While Mares delves into these debates and casts light on their often-complex interactions, his starting point is the housing experience of the people he knows. Encounters with renters, owners, investors, policy-makers, real estate agents, social workers, and housing advocates recur throughout the book and make the intricacies of housing policy compellingly humane. Underpinning Mares’s investigation is a comparative experience with his former flatmate Carolyn. They were renting together in the early 1980s when Carolyn prophesied, with broad accuracy, that Mares would become a ‘Volvo-driving academic’. Mares duly became a homeowner and entered the ranks of middle-class solidity, and he will eventually pass on his assets to his children. They will receive their share of around $407 billion in intergenerational wealth transfer from baby boomers by 2025. In contrast, Carolyn, a single mother of two, continued renting. She lives in housing stress and faces an uncertain future, enduring the humiliating tactics of estate agents, for whom renters often are second-class citizens. ‘Housing stress’ is broadly defined as paying more than thirty per cent of household income on rent. Had Carolyn been on government benefits, this figure would have risen to between sixty and one hundred per cent of income spent on rent. The Productivity Commission estimates that fifty-three per cent of low-income households live in rental stress. Why?

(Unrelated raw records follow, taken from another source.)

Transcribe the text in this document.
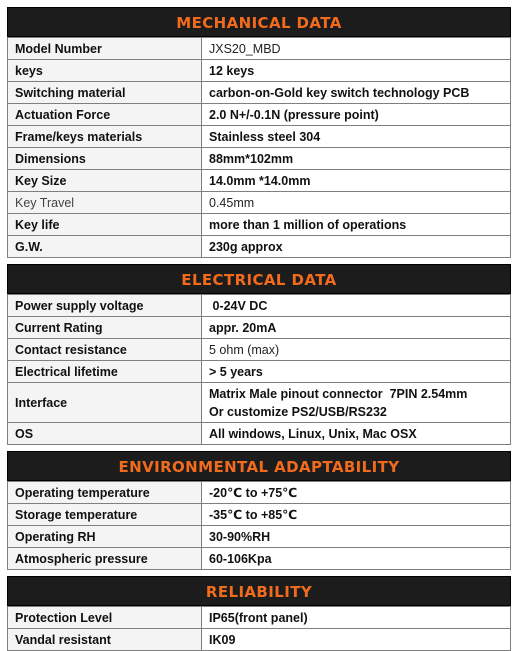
MECHANICAL DATA
Model Number	JXS20_MBD
keys	12 keys
Switching material	carbon-on-Gold key switch technology PCB
Actuation Force	2.0 N+/-0.1N (pressure point)
Frame/keys materials	Stainless steel 304
Dimensions	88mm*102mm
Key Size	14.0mm *14.0mm
Key Travel	0.45mm
Key life	more than 1 million of operations
G.W.	230g approx
ELECTRICAL DATA
Power supply voltage	0-24V DC
Current Rating	appr. 20mA
Contact resistance	5 ohm (max)
Electrical lifetime	> 5 years
Interface	Matrix Male pinout connector  7PIN 2.54mm
Or customize PS2/USB/RS232

OS	All windows, Linux, Unix, Mac OSX
ENVIRONMENTAL ADAPTABILITY
Operating temperature	-20℃ to +75℃
Storage temperature	-35℃ to +85℃
Operating RH	30-90%RH
Atmospheric pressure	60-106Kpa
RELIABILITY
Protection Level	IP65(front panel)
Vandal resistant	IK09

In Australia’s ‘Game of Homes’, housing is a financial product, not a place of one’s own. The primary residence is exempt from any form of capital gains, wealth, or inheritance tax, and has almost no impact on pension entitlements. Mares estimates that these tax concessions could be worth $100 billion per year. Australia’s housing boom, based on equity from the private home, ensures that property developers build investor assets, rather than affordable houses. In the indiscriminate depositing of city apartment blocks (‘birdshit architecture’, according to urban theorist Jan Gehl) and in developments such as Fisherman’s Bend in Victoria, developers build for the affluent, who seek a spot on the ‘housing escalator’ to wealth. While city centres grow taller and suburbs on the urban periphery expand, there is a problem of the ‘missing middle’. Despite the fact that the older leafy charm of areas such as Melbourne’s inner-east is being replaced by ‘Tuscan’ McMansions, local residents have often opposed greater density, fearing that it will lower prices and alter local character.

If Australia is to build the estimated 200,000 affordable dwellings required to relieve current housing pressure, a more sophisticated approach is needed. Mares offers a palette of well-considered policy options. He questions the excessive protections on the private home and advocates the capital gains tax, the abolition of negative gearing, and the introduction of a broad-based property tax (as has been adopted in the ACT) in place of stamp duty, as well as protecting long-term rentals as a viable form of tenure, as is done in Europe. The development of mixed-occupancy community (as opposed to social) housing, increased funding in rental assistance programs for low-income earners, and the promotion of long-term, build-to-rent developments would ensure more affordable and accessible housing stock.

No Place Like Home is a superb dissection of Australia’s housing crisis. Sadly, Mares’s modest reforms will be far too bold for either of the main political parties in upcoming elections.